I blinked dumbly at my neighbor, waiting for thepunchline. It is an unspoken pact in these here hills: eggs, milk, and sugar's for the taking, but you don't touch someone's wood. The kind of firewood you order in the country, when you order it, how you stack it, how you keep it dry, it's a form of parenting; it is holy ground. (source)
The piece continues with several other examples of people who moved to the country to discover they were completely unprepared.
Boy, that brought back some memories.
I remember when I moved straight from the big city to a cabin in the Algonquin Forest.

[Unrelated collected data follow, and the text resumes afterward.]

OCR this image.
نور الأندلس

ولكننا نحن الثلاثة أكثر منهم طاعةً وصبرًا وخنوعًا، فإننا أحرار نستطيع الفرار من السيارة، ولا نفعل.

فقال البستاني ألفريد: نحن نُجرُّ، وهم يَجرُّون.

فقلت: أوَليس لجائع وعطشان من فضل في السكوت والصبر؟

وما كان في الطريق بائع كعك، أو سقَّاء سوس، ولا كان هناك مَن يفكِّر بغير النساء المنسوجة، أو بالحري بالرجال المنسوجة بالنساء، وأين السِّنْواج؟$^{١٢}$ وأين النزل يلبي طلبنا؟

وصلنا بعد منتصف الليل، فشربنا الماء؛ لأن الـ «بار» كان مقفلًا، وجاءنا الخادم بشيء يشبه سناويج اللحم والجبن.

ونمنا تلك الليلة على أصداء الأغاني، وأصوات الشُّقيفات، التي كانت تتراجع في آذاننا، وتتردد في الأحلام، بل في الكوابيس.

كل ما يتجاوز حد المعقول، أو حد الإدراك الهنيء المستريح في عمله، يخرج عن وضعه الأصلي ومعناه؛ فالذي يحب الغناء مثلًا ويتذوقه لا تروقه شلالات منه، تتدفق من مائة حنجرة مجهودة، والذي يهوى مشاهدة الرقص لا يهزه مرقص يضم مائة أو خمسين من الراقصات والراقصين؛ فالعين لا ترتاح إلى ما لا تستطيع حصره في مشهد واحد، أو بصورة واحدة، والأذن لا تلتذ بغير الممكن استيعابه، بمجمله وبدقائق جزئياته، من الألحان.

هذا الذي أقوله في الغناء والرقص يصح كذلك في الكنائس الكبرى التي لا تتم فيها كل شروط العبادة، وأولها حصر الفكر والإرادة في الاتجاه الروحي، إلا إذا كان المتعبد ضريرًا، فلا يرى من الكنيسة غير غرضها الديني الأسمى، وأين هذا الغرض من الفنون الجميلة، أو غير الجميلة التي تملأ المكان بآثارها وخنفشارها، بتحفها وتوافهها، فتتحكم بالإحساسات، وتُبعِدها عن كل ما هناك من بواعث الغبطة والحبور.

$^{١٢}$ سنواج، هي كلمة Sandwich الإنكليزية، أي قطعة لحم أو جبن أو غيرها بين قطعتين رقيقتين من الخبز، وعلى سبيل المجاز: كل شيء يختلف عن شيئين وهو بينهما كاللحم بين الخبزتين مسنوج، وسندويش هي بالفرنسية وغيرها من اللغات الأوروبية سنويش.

Eight years ago, I took a leap of faith (or ignorance, depending on who you ask) and relocated myself, my youngest daughter, two cats, and two dogs from a cute little house in the greater Toronto area to dirt cheap cabin in the Algonquin Forest on the shores of a spectacularly beautiful lake. (My eldest was in school in another city but visited often.)
To clarify the situation we were, in based on some of the comments that seem to be making this a story about men being irrelevant, my children's father had recently died quite suddenly and shockingly. We had to make a dramatic change, both financially and so that everything around us was not a painful memory.